General theme: In a more circular economy the objective is to keep products, components and materials at their highest level of utility for the longest time possible. To achieve this the deployment of Industry 4.0 technologies (see also Research Line 6 of SIM² KU Leuven), such as artificial intelligence and robotics dismantling and sorting, are investigated for the splitting of products into their components or composing materials in support of reuse, repair, repurposing, remanufacturing and/or high-end recycling. While investigating smarter end-of-(first)-live treatment processes for products ranging from the smallest consumer electronics to electric vehicles and airplane jet engines, also opportunities for product (eco-)designs are always searched for.
In a circular economy the availability of detailed and reliable data on the characteristics of waste streams is crucial for any type of process innovation and business model evaluation. Therefore, methods to characterise and forecast the characteristics of future waste streams both at product and material level are development. In addition, automated systems adopting computer vision and spectroscopy for more cost-efficient and detailed characterisation are developed to be used for improved process control and quality management in the recycling sector.
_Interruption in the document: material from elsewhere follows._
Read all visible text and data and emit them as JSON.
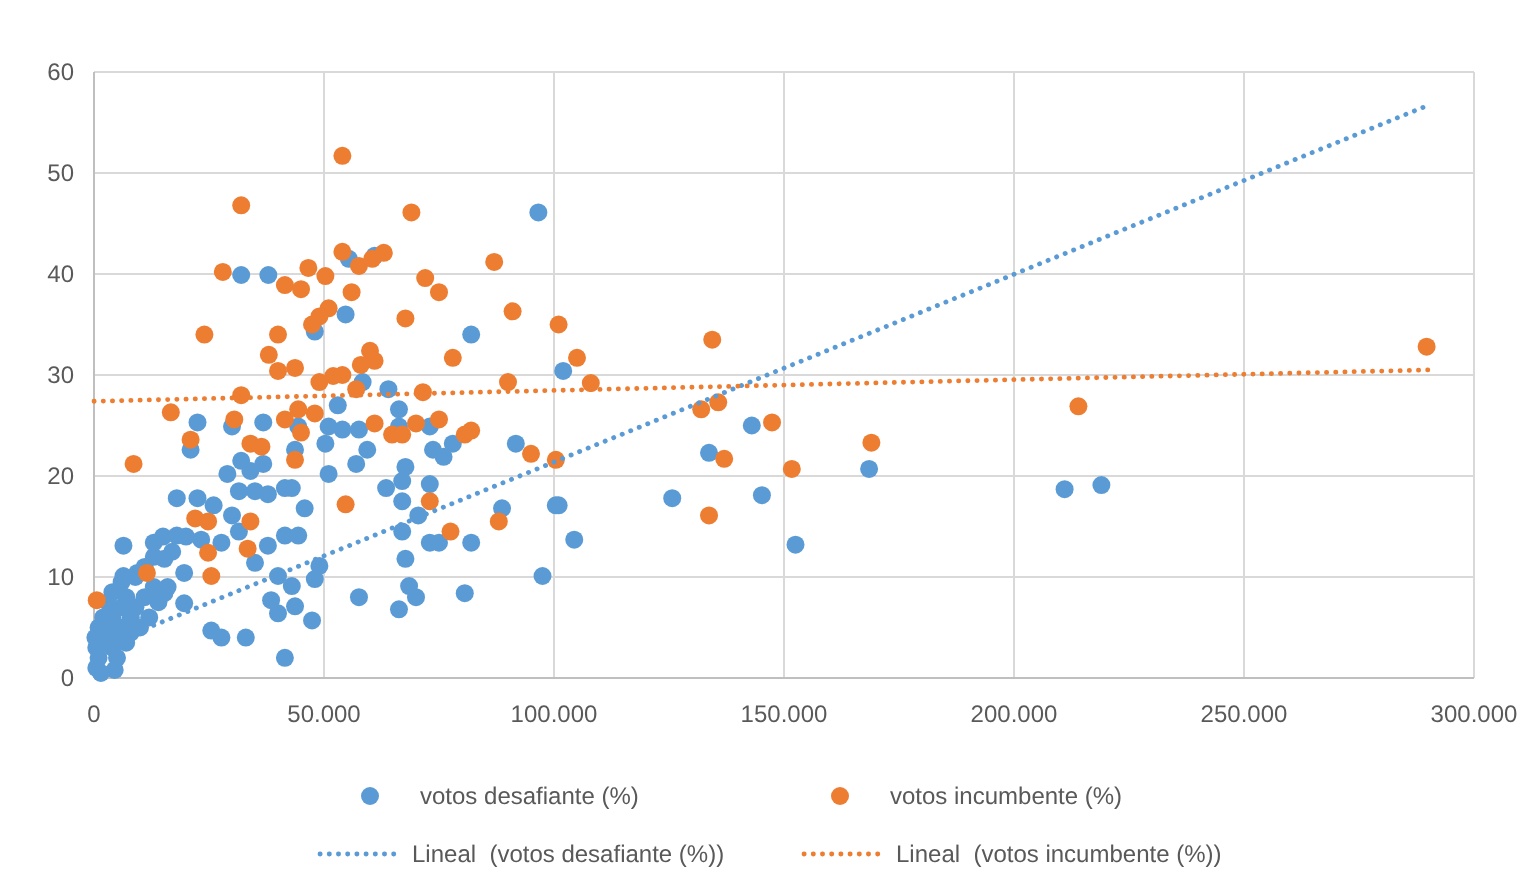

The transition towards a circular economy will go hand in hand with the transition to an industry 4.0. The technologies that characterise the industry 4.0 also offers great opportunities for the development of more flexible and intelligent re- and demanufacturing systems. Both for the purpose of reuse and material recycling robotic systems are developed that can non-destructively or destructively disassemble or dismantle products in a man-machine cooperation leaving only some of the complex tasks for operators. To demonstrate the technical feasibility and economic viability of such innovative processes, lab and industrial pilots are developed, as well as the related software adopting various state-of-the art (deep learning) computer vision technologies.
The first step in an enhanced re- and demanufacturing process is the inspection and recognition of the product type or model, as well as the product condition. To increasing the overall efficiency of organisation performing reuse, repair, repurposing, refurbishing and remanufacturing operation applications adopting computer vision technologies are developed. These (web based) applications are developed to assist in product recognition, disassembly, testing, reassembly and reselling by provide information and guidance.
In a more circular economy the main objective is to keep products, components and materials at their highest level of utility for the longest possible time. For this it is often essential to sort products, components and materials with a high yield and purity both after collection and size reduction. To increase the sorting efficiency intelligent decision making algorithms, (deep learning) computer vision techniques and state-of-the-art spectroscopy technologies, such as laser induces breakdown spectrometry, are combined with robotic sorting and advanced pneumatic ejection systems.
To increase the efficiency and economic viability of flexible and intelligent re- and demanufacturing processes it is crucial to also design products and select materials while taking into account all the different phases of the product life cycle. In addition, in a more circular economy products will have to be designed differently to facilitate the application of the from end-of-life products recovered components and materials. To support organisations in better taking into account these aspects, as well as the total life cycle cost and the overall environmental impact, design evaluation and optimisation techniques are developed that verify the fitness of innovative product designs.